Installing from PyPi¶
Installing From Github¶
$ python3 -m virtualenv env
$ source/env/bin/activate
$ pip install git+ssh://git@github.com/ThreatResponse/aws_ir.git@master
$ aws_ir -h
Local Build and Install¶
$ git clone https://github.com/ThreatResponse/aws_ir.git
$ cd aws_ir
$ python3 -m virtualenv env
$ source/env/bin/activate
$ pip install .
$ aws_ir -h
Local Execution¶
In the previous two example dependencies are automatically resolved, if you simply want to run aws_ir using the script bin/aws_ir
you will have to manually install dependencies
$ git clone https://github.com/ThreatResponse/aws_ir.git
$ cd aws_ir
$ python3 -m virtualenv env
$ source/env/bin/activate
$ pip install -r requirements.txt
$ ./bin/aws_ir -h
Using Docker¶
$ git clone https://github.com/ThreatResponse/aws_ir.git
$ cd aws_ir
$ docker-compose build aws_ir
$ docker-compose run aws_ir bash
$ pip install .
AWS Credentials Using MFA and AssumeRole¶
Many users of aws_ir have requested the ability to use the tooling with mfa and assumeRole functionality. While we don’t natively support this yet v0.3.0 sets the stage to do this natively by switching to boto-session instead of thick clients.
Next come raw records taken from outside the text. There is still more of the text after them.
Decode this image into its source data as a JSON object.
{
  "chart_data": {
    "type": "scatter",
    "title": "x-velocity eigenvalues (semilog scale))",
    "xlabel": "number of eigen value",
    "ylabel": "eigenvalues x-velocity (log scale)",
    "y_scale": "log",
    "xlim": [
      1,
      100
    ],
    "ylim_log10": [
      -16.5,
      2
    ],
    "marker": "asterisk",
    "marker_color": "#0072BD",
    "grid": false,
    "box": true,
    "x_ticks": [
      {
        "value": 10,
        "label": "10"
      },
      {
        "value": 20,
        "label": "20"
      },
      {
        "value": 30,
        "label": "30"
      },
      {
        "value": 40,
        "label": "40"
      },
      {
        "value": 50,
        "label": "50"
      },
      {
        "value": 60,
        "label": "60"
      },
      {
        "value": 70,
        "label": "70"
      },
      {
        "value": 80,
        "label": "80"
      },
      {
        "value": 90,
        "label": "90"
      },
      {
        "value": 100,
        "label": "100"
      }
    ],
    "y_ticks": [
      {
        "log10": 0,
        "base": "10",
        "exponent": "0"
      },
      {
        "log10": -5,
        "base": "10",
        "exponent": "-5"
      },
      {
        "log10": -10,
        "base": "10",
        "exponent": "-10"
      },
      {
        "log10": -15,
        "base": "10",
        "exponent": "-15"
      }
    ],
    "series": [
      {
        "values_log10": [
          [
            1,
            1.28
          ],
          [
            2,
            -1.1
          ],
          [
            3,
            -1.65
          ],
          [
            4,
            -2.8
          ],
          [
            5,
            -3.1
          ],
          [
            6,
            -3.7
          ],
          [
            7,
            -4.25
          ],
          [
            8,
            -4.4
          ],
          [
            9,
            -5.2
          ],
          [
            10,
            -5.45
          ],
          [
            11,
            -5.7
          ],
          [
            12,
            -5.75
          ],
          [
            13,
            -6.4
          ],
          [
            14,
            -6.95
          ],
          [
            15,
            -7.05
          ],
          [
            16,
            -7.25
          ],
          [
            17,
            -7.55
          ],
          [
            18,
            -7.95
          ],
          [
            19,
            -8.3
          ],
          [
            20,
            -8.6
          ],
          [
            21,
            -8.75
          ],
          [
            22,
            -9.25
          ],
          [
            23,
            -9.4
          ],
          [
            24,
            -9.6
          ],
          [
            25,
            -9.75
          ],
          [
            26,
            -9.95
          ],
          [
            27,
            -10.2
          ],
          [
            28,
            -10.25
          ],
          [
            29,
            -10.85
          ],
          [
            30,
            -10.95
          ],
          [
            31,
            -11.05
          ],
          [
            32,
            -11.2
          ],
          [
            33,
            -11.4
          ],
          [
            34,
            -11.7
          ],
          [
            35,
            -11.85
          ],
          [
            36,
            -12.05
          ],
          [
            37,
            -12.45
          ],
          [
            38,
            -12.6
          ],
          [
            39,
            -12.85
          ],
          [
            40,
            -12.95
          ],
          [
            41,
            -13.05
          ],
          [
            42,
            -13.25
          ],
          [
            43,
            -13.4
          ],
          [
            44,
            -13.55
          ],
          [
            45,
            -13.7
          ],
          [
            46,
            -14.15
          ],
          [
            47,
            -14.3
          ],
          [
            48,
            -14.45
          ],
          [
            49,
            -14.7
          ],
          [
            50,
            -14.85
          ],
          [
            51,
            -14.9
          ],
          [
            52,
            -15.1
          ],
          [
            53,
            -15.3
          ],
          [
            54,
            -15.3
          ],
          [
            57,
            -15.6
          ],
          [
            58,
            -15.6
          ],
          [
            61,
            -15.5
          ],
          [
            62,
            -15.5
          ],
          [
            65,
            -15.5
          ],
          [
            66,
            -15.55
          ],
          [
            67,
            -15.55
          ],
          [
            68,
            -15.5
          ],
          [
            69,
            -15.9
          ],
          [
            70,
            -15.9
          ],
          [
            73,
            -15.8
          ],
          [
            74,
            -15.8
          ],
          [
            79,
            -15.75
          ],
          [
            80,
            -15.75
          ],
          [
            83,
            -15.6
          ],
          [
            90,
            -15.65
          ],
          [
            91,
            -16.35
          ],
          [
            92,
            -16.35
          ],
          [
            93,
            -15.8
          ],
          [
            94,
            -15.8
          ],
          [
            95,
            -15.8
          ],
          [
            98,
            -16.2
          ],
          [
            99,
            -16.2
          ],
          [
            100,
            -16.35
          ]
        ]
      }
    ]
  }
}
For now if you need to use the tool with MFA we recommend:
https://pypi.python.org/pypi/awsmfa/0.2.4.
aws-mfa \
--device arn:aws:iam::12345678:mfa/bobert \
-assume-role arn:aws:iam::12345678:role/ResponderRole \
--role-session-name \"bobert-ir-session\"
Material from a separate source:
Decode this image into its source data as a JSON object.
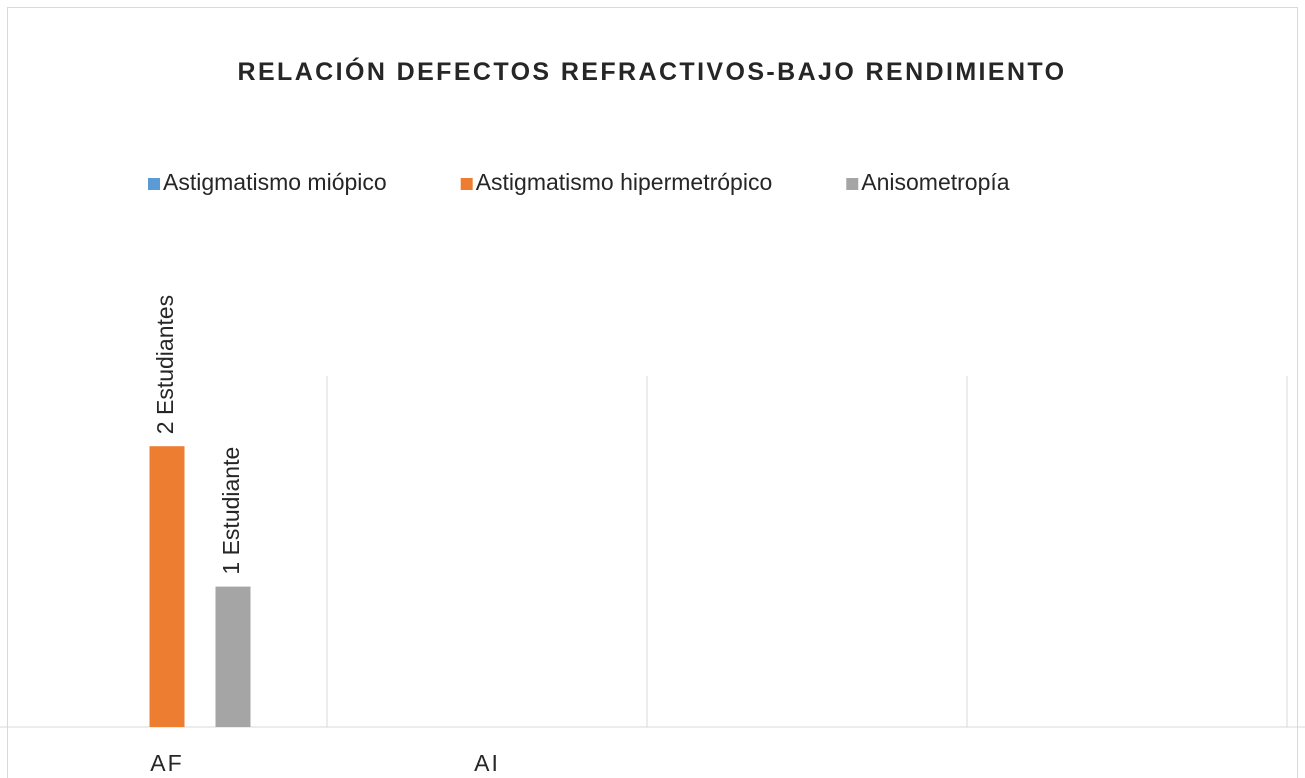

awsmfa takes a set of long lived access keys from a boto profile called [default-long-lived] and uses those to generate temporary session tokens that are automatically put into the default boto profile. This ensures that any native tooling that doesn’t support MFA + AssumeRole can still leverage MFA and short lived credentials for access.